Une mauvaise information est synonyme de mauvais résultat pour le public
Lorsque le premier cas de COVID-19 a été annoncé à Metapan, dans le nord-ouest du Salvador, à la frontière avec le Guatemala, beaucoup ont dit que le patient était entré dans le pays par un angle mort, d'autres qu'il se trouvait dans un centre de quarantaine, d'autres qu'il était le fils d'un médecin, d'autres encore qu'il était le fils d'un homme d'affaires. À ce jour, le gouvernement n'a pas précisé l'origine de ce premier cas. Au-delà des ragots, il est important d'en savoir plus sur l'évolution de l'origine du patient zéro, afin que le gouvernement et les universitaires puissent faire des projections et planifier des fermetures sur la base d'informations solides et fiables.
Cependant, des vidéos ont circulé, dont certaines ont été partagées par le président, montrant des malades en Équateur s'effondrant sur le sol et des fosses communes pour enterrer les corps au Brésil. Cette désinformation a (peut-être intentionnellement) accru la peur au sein de la population, provoqué une discrimination à l'encontre du personnel de santé et encouragé les gens à accumuler des médicaments et de la nourriture. Mais surtout, elle a semé la confusion et amené les gens à affronter la maladie avec émotion plutôt qu'en connaissance de cause.
Existe-t-il un vaccin contre les "fake news" ?

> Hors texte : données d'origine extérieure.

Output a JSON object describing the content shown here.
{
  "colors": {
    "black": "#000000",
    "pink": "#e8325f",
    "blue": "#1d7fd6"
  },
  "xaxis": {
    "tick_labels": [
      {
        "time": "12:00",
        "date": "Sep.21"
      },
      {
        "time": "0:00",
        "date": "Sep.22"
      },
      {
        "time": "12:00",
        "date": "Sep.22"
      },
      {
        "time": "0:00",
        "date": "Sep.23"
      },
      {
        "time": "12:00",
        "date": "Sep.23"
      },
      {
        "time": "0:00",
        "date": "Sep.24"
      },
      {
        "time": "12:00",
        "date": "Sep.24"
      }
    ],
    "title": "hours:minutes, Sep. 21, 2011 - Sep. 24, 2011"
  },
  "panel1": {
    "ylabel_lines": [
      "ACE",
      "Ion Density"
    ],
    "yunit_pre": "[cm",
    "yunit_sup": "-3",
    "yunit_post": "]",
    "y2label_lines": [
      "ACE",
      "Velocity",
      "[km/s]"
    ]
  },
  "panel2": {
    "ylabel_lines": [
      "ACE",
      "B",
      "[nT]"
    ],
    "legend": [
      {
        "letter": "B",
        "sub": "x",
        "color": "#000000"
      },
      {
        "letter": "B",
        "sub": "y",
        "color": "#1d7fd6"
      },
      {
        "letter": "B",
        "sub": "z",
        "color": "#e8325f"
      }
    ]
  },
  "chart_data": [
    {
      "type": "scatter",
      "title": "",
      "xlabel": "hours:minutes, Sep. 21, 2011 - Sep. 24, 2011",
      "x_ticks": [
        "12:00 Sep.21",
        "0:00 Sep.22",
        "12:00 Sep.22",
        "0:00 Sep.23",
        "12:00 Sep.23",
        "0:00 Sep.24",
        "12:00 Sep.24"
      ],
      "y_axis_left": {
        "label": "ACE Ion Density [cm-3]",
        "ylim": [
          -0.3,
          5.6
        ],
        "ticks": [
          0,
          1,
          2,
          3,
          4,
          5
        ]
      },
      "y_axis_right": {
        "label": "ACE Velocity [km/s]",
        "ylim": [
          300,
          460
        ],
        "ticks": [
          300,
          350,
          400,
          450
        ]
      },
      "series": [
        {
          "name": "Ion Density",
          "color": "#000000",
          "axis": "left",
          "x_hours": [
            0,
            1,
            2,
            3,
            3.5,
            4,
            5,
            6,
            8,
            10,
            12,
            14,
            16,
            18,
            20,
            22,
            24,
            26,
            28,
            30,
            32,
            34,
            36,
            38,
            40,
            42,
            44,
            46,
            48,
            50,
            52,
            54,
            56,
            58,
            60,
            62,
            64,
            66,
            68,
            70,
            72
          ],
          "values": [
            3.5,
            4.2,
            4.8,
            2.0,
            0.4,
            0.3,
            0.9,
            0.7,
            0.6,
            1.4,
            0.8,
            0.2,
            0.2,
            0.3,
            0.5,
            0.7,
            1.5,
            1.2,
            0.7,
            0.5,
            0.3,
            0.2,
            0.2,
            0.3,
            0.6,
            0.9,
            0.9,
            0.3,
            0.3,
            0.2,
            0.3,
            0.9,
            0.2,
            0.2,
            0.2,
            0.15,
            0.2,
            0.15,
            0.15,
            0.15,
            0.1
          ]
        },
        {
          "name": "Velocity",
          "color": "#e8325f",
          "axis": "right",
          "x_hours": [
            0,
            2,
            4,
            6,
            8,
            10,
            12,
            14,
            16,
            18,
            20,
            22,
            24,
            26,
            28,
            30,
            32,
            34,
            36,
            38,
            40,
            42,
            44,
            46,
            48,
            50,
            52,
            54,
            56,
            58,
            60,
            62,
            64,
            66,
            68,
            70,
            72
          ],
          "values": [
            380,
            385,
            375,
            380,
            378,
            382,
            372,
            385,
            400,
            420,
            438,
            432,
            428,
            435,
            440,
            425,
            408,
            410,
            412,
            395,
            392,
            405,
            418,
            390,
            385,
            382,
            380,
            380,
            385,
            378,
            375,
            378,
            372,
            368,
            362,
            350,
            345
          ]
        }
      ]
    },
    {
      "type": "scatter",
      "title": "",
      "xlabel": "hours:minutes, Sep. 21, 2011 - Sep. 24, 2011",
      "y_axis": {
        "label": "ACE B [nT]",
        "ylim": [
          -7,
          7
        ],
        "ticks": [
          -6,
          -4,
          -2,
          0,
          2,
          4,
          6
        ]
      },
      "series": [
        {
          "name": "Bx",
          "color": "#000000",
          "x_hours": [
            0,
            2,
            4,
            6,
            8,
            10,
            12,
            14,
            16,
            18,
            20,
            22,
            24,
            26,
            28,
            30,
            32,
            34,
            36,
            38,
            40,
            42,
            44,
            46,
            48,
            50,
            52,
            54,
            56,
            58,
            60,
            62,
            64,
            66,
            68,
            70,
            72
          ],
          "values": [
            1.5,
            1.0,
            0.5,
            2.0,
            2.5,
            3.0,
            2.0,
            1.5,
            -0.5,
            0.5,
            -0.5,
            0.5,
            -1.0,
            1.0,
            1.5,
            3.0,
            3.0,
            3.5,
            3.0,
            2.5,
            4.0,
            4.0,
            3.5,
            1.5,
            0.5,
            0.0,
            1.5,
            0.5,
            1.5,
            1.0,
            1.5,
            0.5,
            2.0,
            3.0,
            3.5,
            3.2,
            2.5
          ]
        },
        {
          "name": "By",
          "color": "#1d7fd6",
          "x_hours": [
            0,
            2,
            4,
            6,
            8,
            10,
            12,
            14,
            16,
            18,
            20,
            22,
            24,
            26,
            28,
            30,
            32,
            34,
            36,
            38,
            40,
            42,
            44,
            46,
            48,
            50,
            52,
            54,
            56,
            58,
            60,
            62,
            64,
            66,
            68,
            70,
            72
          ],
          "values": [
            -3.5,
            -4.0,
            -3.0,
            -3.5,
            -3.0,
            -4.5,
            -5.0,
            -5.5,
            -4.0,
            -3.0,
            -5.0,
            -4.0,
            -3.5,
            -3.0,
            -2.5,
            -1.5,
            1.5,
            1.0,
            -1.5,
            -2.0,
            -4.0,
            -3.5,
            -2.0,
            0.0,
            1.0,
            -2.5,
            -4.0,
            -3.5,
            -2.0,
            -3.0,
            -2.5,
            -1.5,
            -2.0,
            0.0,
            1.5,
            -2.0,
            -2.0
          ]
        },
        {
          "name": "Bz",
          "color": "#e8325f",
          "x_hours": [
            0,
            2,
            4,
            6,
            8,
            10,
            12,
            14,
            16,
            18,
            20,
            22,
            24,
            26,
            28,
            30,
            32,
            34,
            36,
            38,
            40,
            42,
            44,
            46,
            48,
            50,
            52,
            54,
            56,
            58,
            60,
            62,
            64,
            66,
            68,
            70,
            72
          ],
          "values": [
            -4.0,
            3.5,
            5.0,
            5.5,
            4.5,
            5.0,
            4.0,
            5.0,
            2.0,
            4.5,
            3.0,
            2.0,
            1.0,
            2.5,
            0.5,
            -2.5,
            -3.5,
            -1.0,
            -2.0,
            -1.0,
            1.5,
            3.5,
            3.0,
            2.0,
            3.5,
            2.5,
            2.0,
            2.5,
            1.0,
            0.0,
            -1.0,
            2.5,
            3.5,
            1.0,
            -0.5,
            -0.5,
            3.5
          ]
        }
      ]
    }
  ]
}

À l'heure actuelle, nous ne pouvons pas nous passer des médias sociaux, dans le cas du Salvador, car c'est l'un des rares moyens dont nous disposons pour espérer être mieux informés. Les citoyens ont besoin et méritent d'être informés, car nous devons savoir comment la maladie se comporte, quels sont les traitements disponibles et ce que nous pouvons faire pour réduire la propagation par nos actions individuelles. Il est absolument essentiel d'obtenir ces informations rapidement et de manière transparente.
Que pouvons-nous donc faire lorsque les autorités diffusent des fausses nouvelles ? Heureusement, les médias et les droits modernes signifient qu'il y aura toujours d'autres sources fiables. C'est la valeur de la démocratie : des universitaires qui révèlent des données réelles et des médias nationaux ou internationaux qui vérifient les faits, ce qui nous permet, à nous citoyens, de clarifier les choses.
Sans ces systèmes démocratiques en place, il faudra laisser aux citoyens le soin de déterminer ce qui est vrai ou faux, et même de refuser les "fake news", même si c'est le président qui les publie.